The government's gross borrowing is projected to be a record ₹17.20 trillion ($187.63 billion) for the fiscal year 2027. This is significantly higher than the current year's ₹14.61 trillion and also exceeds market expectations, which were in the range of ₹16 trillion to ₹16.5 trillion. The increased borrowing is intended to meet the government's fiscal deficit target of 4.3% of GDP and to bring the debt-to-GDP ratio down to 55.6% in the next fiscal year.
The announcement of higher-than-expected borrowing has led to concerns about a supply-demand imbalance in the government bond market.
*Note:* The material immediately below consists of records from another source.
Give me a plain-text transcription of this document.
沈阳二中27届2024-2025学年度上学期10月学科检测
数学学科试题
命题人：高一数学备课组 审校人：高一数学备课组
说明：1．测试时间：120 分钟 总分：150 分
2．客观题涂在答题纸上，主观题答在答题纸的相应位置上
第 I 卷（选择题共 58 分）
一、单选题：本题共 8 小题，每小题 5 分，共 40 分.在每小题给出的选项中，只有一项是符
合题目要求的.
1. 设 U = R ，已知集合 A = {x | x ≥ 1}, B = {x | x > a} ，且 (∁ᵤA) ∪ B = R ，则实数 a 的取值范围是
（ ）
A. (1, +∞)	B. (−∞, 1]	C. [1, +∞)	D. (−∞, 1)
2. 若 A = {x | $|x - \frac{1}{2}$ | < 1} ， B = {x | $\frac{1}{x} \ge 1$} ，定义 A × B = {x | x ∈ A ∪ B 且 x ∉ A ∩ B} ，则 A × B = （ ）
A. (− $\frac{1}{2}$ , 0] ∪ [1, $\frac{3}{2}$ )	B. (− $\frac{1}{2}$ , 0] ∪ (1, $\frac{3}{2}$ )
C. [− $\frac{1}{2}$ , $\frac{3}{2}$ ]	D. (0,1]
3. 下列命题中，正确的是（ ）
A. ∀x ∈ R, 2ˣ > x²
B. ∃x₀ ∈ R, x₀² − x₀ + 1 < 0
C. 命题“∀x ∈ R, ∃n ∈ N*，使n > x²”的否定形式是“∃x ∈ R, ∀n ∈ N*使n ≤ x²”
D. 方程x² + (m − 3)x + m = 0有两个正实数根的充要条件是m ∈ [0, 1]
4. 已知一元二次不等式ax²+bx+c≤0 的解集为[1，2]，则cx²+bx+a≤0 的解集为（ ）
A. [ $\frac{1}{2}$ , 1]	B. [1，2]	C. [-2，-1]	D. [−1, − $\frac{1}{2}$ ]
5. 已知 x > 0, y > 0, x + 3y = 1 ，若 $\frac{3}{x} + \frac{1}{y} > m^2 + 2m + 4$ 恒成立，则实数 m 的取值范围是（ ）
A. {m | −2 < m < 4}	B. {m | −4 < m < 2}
According to Vivek Rajpal, Asia macro strategist at JB Drax Honore, the Reserve Bank of India (RBI) may need to continue to be the marginal buyer of government debt to manage this imbalance.
Impact on the Stock Market
Rising bond yields can have several implications for the stock market:
- Increased Opportunity Cost: As bond yields rise, the opportunity cost of investing in equities increases. Bonds become more attractive to investors seeking safer, fixed-income returns, potentially leading to a shift away from the stock market.
- Higher Cost of Capital: Rising bond yields can increase the cost of capital for companies. This can compress the valuations of stocks, as it becomes more expensive for companies to borrow money for investments and growth.
- Impact on Banking Stocks: Banking stocks may be negatively affected by rising bond yields, as it can impact their treasury gains.
- Rupee Volatility: Increased government borrowing can put pressure on the Indian rupee, potentially leading to a weaker currency. The rupee is anticipated to decline past 92 per dollar. However, on Monday, the rupee strengthened by 19 paise, reportedly due to the RBI selling dollars offshore to support the currency.
RBI Intervention and Future Outlook
The RBI's role will be crucial in managing the impact of increased government borrowing on bond yields and the stock market. Market participants anticipate that the RBI will intervene to curb excess volatility in the rupee and to manage the supply-demand dynamics in the bond market.
Going forward, the bond market is expected to remain volatile due to the increased supply of government bonds. Traders predict a further rise in the 10-year government bond yield in the coming weeks. The rising financing costs could put a strain on India's economy, especially with existing challenges such as trade tariffs.